Two boys walking along the fence passing the graveyard heard voices. The voices said, "One for me, One for you."
The boys who were truly petrified thinking that the voices were ghouls stealing bodies tried to walk slowly passed and not make any noise. All of a sudden one of the voices said, "Now lets get those two nuts by the fence & we will be done!"
The boys screamed and ran away as fast as they could. Just then one of the two squirrels looked at the other and asked, "I wonder what was wrong with them?"
A 55 year old man who was born on May 5, has been married 5 years, has 5 children, makes $55,555.55 a year, trusts the number 5.
One day a friend informs the man that a horse named Lucky 5 will be running in the fifth race at the local track that evening. Excitedly, the man withdraws 5,555.00 cash from his bank account, goes to the races and bets on Lucky 5.

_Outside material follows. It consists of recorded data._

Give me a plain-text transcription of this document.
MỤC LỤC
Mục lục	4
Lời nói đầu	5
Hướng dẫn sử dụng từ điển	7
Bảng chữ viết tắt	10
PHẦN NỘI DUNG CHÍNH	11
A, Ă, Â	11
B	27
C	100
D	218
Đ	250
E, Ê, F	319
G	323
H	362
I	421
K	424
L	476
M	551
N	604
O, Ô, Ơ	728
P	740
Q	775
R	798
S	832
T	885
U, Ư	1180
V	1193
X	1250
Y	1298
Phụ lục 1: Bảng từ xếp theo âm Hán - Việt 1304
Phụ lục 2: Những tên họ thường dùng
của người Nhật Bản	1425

Sure enough, the horse comes in fifth.
Two actuaries are duck hunting. They see a duck in the air and they both shoot.
The first actuary’s shot is 20 feet wide to the left.
The second actuary’s shot is 20 feet wide to the right.
The actuaries give each other high fives, because on average they shot it.
A farmhand went to church one Sunday, but when he entered he saw that he and the preacher were the only ones present. The preacher asked the farmhand if he wanted to go ahead and preach.
”Well,” said the farmhand, “I’m not too smart, but if I went to feed my cattle and only one showed up, I’d still feed him.”
So the minister began his sermon. An hour passed, then two hours, then two and a half hours. Finally the preacher finished and asked the farmhand whether he had enjoyed the sermon.
“Well,” said the farmhand, “I’m not too smart, but if I went to feed my cattle and only one showed up, I sure wouldn’t feed him all the hay.”